В то время, когда герольды выкликали его имя, титул и заслуги, он пристально смотрел на Клеопатру, — лениво сидевшую на троне, сияющую красотой, — и стоял, словно ослепленный. Герольды кончили. Он все стоял молча, не двигаясь. Клеопатра заговорила на латинском языке:
— Привет тебе, благородный Деллий, посол могущественного Антония! Тень его славы легла на мир, словно сам Марс спустился над нами, бедными князьями, чтобы приветствовать нас и удостоить своим прибытием наш бедный город, Александрию! Просим тебя, скажи нам цель твоего прибытия!
Хитрый Деллий не отвечал, продолжая стоять в оцепенении.
— Что с тобой, благородный Деллий, отчего ты молчишь? — спросила Клеопатра. — Разве ты так долго странствовал в Азии, что двери римского языка закрыты для тебя? На каком языке говоришь ты? Назови его, и мы будем говорить с тобой, все языки знакомы нам!
Наконец он заговорил тихим голосом:
— Прости меня, прекраснейшая царица Клеопатра, если я стоял немым перед тобой. Слишком поразительная красота, подобно смерти, лишает нас языка и парализует чувства. Глаза того, кто смотрит на блеск полуденного солнца, слепы на все остальное! Неожиданно поразила меня твоя красота и слава, царица Египта, и я подавлен, порабощен, а мой ум не в силах понять что-либо!
— Поистине, благородный Деллий, — отвечала Клеопатра, — в Киликии вы проходите хорошую школу лести!

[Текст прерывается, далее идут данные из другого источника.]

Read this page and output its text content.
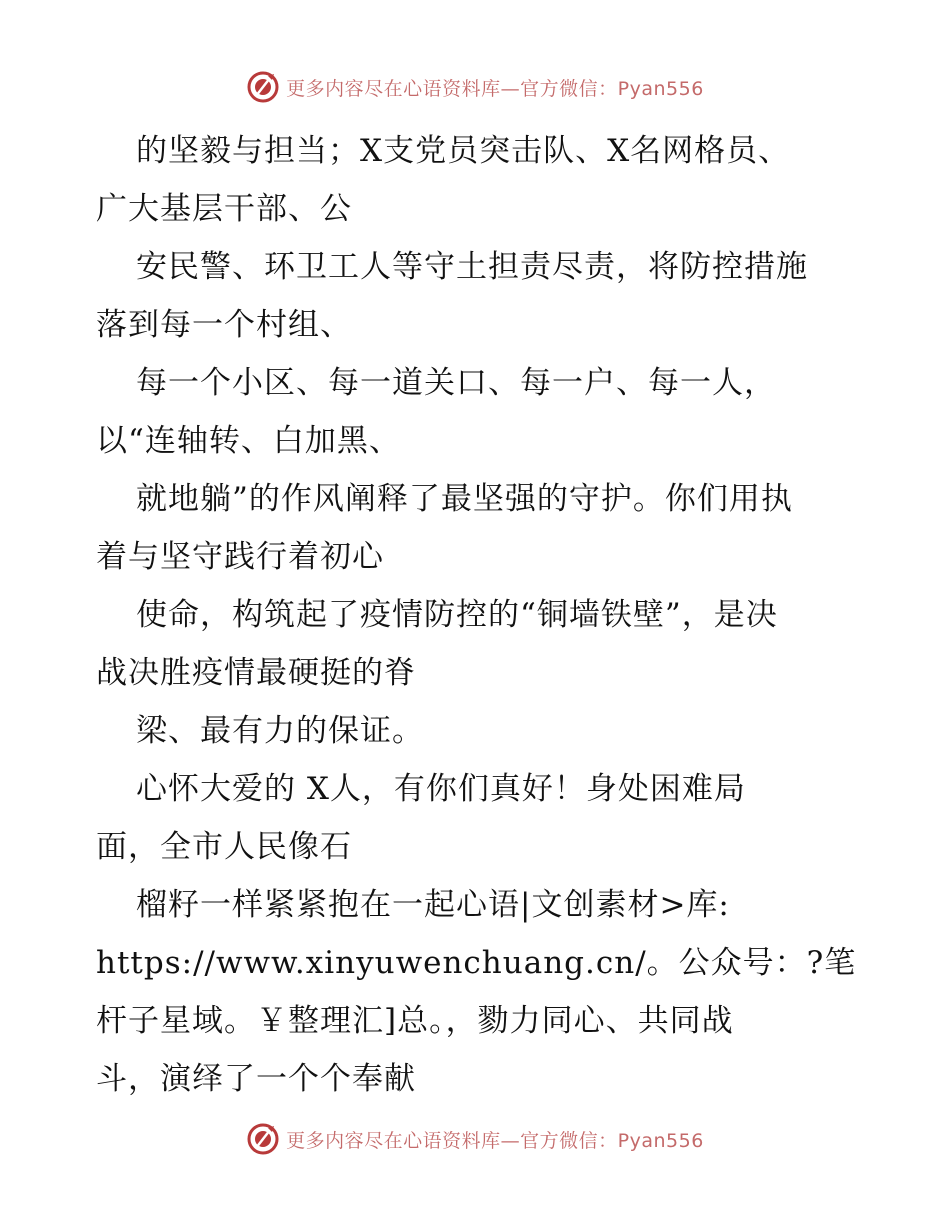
更多内容尽在心语资料库—官方微信：Pyan556
的坚毅与担当；X支党员突击队、X名网格员、
广大基层干部、公
安民警、环卫工人等守土担责尽责，将防控措施
落到每一个村组、
每一个小区、每一道关口、每一户、每一人，
以“连轴转、白加黑、
就地躺”的作风阐释了最坚强的守护。你们用执
着与坚守践行着初心
使命，构筑起了疫情防控的“铜墙铁壁”，是决
战决胜疫情最硬挺的脊
梁、最有力的保证。
心怀大爱的 X人，有你们真好！身处困难局
面，全市人民像石
榴籽一样紧紧抱在一起心语|文创素材>库:
https://www.xinyuwenchuang.cn/。公众号：?笔
杆子星域。￥整理汇]总。，勠力同心、共同战
斗，演绎了一个个奉献
更多内容尽在心语资料库—官方微信：Pyan556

— Что же говорят у вас здесь, в Александрии? — возразил ловкий римлянин. — Дыхание лести не может рассеять облака![18] Не правда ли? Но к делу. Здесь, царица Египта, письма благородного Антония за его подписью и печатью. Он пишет о некоторых государственных делах. Угодно ли тебе, чтоб я прочитал их при всех?
— Сломай печать и читай!
Поклонившись, римлянин сломал печать и начал читать:
— «Triumviri Reipublicae Constitnendae, устами Марка Антония, триумвира, Клеопатре, милостью римского народа царице Верхнего и Нижнего Египта, шлют свой привет.
До нашего сведения дошло, что ты, Клеопатра, вопреки долгу и обещанию приказала своим слугам, Аллиену и Серапиону, правителю Кипра, помочь бунтовщику и убийце Кассию против войска доблестного триумвирата.

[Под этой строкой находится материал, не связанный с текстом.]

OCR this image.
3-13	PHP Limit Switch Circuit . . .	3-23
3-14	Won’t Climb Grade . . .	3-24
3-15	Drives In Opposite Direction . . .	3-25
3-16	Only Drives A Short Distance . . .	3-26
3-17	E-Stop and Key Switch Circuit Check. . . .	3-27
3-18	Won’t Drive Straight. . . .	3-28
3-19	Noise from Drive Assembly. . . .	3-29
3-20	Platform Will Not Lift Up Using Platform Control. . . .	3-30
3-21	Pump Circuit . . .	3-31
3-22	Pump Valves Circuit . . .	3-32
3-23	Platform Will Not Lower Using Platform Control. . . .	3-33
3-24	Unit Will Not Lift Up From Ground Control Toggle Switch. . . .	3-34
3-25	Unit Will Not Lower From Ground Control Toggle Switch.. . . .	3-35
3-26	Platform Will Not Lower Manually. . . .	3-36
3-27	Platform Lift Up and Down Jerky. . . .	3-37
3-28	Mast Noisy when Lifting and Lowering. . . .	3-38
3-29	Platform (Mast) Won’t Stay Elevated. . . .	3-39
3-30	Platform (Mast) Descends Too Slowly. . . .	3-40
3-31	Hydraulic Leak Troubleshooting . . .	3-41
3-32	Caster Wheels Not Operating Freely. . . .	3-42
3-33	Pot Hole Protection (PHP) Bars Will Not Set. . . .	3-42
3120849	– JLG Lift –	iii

Еще до нашего сведения дошло, что позднее ты приготовила для этой цели сильный флот. Мы требуем, чтобы ты, не медля, отправилась в Киликию для встречи с благородным Антонием и сама лично ответила на все обвинения, возводимые на тебя.
Если ты не захочешь повиноваться нашему требованию, предостерегаем тебя, ты — в большой опасности! Прощай!»
Глаза Клеопатры блестели, когда она слушала эти надменные слова, и я видел, что ее руки сжимали головы золотых львов, на которых она опиралась.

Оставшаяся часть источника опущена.